- Republicans are pushing to make a CBDC ban permanent through the 21st Century ROAD to Housing Act
- The Senate already passed a version containing a temporary CBDC ban through 2030
- House conservatives now want stronger anti-CBDC language before supporting the bill
Republicans are quietly turning a housing bill into one of the biggest crypto policy battlegrounds in Washington after inserting language that temporarily bans the Federal Reserve from issuing a central bank digital currency.

The Senate’s 21st Century ROAD to Housing Act already passed earlier this year in a massive 89-10 vote, carrying a provision that blocks a U.S. CBDC until 2030. Now House conservatives are pushing to make that restriction permanent before they agree to move the legislation forward.
The CBDC Fight Is Escalating Fast
The original Senate bill was introduced by Senate Banking Committee Chairman Tim Scott alongside Democratic Senator Elizabeth Warren — an unusual bipartisan pairing given how divided digital asset policy has become.
But after the bill reached the House, conservatives immediately focused on the CBDC language. Several Republican lawmakers argued that a temporary restriction effectively leaves the door open for future administrations to revive a government-issued digital dollar later.

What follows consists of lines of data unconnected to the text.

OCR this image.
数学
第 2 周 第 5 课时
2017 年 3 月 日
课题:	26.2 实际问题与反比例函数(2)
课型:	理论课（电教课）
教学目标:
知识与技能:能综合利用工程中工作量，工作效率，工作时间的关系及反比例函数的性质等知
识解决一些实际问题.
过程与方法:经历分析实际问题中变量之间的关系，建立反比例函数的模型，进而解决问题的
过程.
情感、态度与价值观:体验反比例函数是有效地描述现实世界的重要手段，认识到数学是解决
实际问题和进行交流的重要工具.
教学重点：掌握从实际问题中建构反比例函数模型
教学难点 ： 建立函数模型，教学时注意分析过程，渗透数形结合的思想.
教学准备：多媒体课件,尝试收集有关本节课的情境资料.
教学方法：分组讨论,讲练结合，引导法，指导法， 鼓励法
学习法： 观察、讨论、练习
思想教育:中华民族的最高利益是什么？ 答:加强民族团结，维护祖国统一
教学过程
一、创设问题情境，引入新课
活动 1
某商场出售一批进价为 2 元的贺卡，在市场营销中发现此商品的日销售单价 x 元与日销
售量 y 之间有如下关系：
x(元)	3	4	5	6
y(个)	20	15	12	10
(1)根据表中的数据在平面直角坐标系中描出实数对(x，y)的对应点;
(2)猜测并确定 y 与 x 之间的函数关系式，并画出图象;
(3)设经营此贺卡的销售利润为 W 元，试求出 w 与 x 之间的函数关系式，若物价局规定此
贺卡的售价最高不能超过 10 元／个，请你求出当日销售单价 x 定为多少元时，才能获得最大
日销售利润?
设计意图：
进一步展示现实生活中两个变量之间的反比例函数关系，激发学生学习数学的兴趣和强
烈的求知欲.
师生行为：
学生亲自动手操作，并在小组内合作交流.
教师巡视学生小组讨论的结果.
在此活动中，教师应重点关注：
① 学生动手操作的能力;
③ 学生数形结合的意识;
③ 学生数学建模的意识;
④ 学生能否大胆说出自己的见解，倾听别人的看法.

Representative Scott Perry made the position clear, warning against any future CBDC system that could potentially track or control consumer spending behavior.
House Conservatives Want a Permanent Ban
The House version of the bill reportedly removes several controversial housing provisions but keeps the temporary CBDC restriction intact through 2030. That still is not enough for some members of the House Freedom Caucus, who are now demanding permanent anti-CBDC language before supporting procedural votes tied to the legislation.
Representative Anna Paulina Luna has already threatened to oppose the bill’s procedural advancement if stronger language is not included. If the House ultimately changes the CBDC provisions, the legislation would likely need to return to the Senate for another round of negotiations.

Stablecoins vs Government Money
The broader political backdrop matters here. Since President Trump returned to office, many Republicans have increasingly aligned behind private stablecoin development while positioning government-issued digital currencies as a threat to financial freedom and privacy.
That ideological divide is now shaping much of Washington’s crypto policy debate. Supporters of stablecoins argue privately issued digital dollars encourage innovation and competition, while critics of CBDCs worry centralized digital currency systems could eventually expand government financial surveillance powers.
Crypto Policy Is Expanding Beyond Crypto Bills
What makes the situation unusual is that the CBDC fight is unfolding inside housing legislation rather than standalone financial regulation.
Still, Washington frequently uses larger must-pass bills to push politically important policy signals, and crypto has increasingly become part of broader ideological battles involving banking, surveillance, financial infrastructure, and monetary control.
Whether the final bill includes a permanent CBDC ban or not, the debate itself signals how deeply digital asset policy has now entered mainstream political strategy in the United States.